The Wethered Shaft
The original ‘Geevor Tin Mines, Ltd’ which was established in 1911 used the shaft near the entrance with the prominent wooden headgear as their main access to the mine.
The shaft was named Wethered Shaft after Oliver Wethered, one of the directors. The sinking of the Chairman of Geevor Tin Mines Ltd, Oliver Wethered.
The Wethered Shaft was the main production centre of Geevor until the development of Victory Shaft in 1919. The focus of the mine gradually moved downslope and by World War II the Wethered Shaft site was becoming less important.

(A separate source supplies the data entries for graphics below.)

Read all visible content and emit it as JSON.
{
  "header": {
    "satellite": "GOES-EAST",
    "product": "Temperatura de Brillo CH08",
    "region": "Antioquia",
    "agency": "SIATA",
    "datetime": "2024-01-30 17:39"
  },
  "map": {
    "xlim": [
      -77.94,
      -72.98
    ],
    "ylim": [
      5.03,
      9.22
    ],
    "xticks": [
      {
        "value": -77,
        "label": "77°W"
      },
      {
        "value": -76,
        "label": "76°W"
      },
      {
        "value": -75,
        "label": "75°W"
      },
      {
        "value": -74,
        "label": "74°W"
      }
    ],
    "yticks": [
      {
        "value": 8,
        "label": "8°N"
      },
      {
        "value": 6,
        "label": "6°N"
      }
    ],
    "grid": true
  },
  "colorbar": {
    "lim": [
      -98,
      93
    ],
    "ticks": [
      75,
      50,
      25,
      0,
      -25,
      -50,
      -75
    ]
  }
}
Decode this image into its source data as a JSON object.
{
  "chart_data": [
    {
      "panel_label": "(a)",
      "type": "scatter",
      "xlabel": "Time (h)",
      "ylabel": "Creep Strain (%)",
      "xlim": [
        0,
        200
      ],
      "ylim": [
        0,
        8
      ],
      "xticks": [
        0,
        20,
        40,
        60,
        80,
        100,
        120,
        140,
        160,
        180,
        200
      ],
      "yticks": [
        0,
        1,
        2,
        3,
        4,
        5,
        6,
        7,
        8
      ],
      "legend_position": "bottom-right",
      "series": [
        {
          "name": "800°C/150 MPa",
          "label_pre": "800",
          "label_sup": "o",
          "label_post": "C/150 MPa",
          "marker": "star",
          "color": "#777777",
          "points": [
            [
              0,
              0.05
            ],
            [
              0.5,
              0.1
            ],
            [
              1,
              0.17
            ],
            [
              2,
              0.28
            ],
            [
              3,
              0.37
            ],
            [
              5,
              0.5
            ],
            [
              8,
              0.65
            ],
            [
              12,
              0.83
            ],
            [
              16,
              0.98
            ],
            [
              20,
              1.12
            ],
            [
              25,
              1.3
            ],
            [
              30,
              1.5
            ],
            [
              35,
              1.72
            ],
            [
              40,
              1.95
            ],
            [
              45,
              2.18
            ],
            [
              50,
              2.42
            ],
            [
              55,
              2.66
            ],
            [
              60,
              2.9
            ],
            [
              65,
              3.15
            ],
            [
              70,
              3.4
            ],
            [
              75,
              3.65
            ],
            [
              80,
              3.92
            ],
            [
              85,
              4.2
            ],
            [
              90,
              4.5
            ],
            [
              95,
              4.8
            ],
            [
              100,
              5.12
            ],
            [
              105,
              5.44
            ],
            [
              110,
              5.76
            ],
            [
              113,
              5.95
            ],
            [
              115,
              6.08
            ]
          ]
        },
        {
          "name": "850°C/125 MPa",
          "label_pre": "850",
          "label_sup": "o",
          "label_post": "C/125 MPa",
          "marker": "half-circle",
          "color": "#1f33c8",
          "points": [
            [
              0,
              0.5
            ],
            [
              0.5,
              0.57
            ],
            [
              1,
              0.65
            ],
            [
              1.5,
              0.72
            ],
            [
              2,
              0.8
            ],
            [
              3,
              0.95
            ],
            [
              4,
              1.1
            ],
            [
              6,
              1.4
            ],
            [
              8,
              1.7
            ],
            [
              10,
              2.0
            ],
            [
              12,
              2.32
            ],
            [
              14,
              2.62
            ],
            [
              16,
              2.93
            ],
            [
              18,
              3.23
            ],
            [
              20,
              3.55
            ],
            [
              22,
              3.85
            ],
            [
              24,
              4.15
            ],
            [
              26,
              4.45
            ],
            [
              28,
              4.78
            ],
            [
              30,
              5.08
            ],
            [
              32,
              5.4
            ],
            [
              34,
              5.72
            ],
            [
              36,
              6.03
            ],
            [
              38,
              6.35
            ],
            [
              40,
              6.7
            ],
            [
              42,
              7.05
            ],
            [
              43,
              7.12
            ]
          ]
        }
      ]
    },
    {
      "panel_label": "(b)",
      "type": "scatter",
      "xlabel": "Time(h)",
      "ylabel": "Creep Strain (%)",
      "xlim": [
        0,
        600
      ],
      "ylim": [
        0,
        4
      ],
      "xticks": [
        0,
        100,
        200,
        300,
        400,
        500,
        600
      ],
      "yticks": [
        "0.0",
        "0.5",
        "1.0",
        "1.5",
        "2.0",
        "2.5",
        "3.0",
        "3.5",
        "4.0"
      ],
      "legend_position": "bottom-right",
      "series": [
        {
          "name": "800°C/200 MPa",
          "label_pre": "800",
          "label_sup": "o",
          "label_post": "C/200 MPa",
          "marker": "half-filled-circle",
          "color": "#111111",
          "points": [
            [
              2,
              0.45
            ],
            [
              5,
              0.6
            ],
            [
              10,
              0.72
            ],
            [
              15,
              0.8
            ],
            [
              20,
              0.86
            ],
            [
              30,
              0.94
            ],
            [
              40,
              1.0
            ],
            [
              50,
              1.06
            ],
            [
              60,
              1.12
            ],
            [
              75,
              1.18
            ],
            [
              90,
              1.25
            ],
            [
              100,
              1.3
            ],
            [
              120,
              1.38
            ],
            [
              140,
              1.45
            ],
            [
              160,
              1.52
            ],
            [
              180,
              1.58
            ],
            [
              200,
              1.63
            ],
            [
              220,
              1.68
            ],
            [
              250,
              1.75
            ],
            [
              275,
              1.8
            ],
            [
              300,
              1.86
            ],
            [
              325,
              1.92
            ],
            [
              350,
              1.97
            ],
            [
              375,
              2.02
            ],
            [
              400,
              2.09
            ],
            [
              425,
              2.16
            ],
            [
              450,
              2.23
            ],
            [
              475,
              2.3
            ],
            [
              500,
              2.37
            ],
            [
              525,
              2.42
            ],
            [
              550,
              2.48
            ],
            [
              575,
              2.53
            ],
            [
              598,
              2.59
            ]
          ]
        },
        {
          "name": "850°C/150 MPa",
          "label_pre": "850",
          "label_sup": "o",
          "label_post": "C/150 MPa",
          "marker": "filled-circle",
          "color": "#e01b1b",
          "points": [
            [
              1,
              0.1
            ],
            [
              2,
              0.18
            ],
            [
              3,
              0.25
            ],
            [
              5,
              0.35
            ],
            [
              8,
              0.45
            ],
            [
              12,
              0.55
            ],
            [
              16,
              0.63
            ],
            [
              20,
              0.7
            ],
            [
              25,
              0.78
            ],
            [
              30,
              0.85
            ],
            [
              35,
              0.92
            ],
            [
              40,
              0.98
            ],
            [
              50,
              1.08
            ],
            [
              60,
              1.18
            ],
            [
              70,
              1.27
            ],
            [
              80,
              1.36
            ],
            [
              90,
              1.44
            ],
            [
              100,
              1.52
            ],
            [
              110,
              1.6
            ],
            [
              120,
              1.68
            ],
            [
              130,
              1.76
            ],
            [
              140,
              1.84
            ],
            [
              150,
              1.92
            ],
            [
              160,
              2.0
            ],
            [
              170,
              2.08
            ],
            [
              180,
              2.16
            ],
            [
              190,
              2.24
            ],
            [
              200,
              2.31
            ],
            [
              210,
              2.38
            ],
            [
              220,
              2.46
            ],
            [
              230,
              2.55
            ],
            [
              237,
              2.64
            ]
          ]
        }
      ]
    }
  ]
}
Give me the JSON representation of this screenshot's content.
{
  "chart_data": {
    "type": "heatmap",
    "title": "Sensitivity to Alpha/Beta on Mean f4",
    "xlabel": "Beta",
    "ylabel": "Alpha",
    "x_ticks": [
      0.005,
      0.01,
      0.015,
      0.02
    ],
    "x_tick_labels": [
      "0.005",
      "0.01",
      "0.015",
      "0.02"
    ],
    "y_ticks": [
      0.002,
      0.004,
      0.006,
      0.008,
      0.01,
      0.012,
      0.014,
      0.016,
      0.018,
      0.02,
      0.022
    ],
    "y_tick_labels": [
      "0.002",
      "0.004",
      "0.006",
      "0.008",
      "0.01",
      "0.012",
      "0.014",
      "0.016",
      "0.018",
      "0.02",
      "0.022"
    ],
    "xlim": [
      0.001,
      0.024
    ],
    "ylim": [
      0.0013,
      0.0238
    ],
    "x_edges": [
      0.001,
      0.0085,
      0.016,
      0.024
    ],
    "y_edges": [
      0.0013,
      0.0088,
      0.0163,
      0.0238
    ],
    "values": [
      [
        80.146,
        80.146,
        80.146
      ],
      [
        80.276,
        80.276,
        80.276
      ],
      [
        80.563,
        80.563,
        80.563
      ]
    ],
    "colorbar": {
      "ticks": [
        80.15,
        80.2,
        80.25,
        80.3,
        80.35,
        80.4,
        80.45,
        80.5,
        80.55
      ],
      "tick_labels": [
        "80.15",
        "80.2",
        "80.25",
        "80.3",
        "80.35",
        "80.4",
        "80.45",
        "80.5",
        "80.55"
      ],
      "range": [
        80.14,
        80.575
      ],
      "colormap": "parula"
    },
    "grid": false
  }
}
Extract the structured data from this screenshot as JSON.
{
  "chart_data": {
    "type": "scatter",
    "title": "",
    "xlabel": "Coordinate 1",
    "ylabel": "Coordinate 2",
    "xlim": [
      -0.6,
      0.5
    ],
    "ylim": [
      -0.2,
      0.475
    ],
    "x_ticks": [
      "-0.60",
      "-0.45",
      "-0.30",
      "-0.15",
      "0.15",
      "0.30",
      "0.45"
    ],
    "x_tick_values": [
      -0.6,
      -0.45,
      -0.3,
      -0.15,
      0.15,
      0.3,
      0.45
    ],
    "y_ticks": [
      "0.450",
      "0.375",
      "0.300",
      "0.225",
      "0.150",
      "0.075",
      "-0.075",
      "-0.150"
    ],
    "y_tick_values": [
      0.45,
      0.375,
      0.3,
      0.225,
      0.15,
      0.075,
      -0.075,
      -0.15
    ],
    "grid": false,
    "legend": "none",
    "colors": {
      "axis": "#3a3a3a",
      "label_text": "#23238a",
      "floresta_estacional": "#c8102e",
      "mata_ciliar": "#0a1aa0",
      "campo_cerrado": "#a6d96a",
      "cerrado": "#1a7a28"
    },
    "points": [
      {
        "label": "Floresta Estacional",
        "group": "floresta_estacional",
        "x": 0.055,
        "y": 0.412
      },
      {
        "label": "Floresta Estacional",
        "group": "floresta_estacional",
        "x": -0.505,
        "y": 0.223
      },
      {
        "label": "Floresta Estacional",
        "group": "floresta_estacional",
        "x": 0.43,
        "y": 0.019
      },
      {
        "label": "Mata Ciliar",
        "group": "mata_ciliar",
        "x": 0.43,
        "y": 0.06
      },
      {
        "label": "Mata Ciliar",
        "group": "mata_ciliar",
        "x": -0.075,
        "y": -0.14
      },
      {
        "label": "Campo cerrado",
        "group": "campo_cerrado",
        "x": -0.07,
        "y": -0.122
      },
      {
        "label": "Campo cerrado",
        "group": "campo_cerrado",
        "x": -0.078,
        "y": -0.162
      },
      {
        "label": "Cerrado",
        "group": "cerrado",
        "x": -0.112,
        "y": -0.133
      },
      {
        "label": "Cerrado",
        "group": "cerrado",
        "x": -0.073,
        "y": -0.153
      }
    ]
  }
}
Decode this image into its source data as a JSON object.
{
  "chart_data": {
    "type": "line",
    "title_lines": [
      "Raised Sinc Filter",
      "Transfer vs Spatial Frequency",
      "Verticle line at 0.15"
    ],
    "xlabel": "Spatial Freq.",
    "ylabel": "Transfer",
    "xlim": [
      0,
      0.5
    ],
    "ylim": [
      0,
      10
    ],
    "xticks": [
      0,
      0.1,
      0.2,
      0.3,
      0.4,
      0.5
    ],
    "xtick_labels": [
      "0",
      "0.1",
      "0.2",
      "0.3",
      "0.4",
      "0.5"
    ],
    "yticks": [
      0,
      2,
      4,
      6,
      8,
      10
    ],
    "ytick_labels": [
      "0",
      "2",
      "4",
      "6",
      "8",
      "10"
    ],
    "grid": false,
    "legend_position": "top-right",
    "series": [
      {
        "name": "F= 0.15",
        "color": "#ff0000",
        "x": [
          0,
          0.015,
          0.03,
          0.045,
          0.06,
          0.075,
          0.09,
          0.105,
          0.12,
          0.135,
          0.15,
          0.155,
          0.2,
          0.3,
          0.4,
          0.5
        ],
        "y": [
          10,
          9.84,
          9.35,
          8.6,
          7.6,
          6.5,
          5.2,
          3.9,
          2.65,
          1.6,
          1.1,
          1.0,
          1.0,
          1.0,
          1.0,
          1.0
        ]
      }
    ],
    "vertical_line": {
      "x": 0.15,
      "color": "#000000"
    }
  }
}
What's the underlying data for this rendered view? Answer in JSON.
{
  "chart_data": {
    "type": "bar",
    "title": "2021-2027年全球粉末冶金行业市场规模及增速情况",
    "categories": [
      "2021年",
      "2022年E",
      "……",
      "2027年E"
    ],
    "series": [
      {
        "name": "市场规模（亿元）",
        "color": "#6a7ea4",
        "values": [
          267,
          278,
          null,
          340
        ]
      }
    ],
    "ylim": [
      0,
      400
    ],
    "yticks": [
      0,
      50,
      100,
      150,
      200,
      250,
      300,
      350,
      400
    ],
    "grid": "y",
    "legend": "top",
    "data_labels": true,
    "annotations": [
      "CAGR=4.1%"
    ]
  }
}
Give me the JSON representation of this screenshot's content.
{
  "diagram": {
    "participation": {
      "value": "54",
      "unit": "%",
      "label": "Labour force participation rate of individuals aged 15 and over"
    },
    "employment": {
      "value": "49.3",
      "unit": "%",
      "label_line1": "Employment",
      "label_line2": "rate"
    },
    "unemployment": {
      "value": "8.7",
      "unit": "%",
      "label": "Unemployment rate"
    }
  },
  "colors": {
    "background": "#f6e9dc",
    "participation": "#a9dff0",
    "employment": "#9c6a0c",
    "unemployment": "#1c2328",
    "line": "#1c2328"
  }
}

The Wethered shaft is in three compartments, it was designed to be used for hoisting and pumping, and was cut to intersect the southern extension of the Pig Lode. Work on shaft sinking had stopped below the 6th level during World War II, extending to a depth of 800ft, 243.84 metres, and after the sinking of Victory Shaft little further development was undertaken. In 1923 it was decided to concentrate all ore haulage at Wethered, men and materials to be raised at Victory Shaft, but mine reports indicate that Wethered Shaft had become idle by the early 1930's. By 1944, hauling at Wethered Shaft was officially abandoned with the introduction of cages at Victory Shaft, though Wethered Shaft remained in occasional use until at least 1955, when it was still being used for pumping and as a second exit from the mine.
Wethered Shaft is still open, and connected to the mine ventilation system. The headgear collapsed in high winds in 2000/2001 and was reconstructed in summer 2002.
Wethered Shaft engine house
The winding engine house contained the winder itself as well as the compressors for the shaft. The electric hoist had been installed by 1919. The winder was in use until 1944. The southern elevation faces the headgear and would originally have sited the ropeways to the sheave wheels, though these cannot any longer be seen.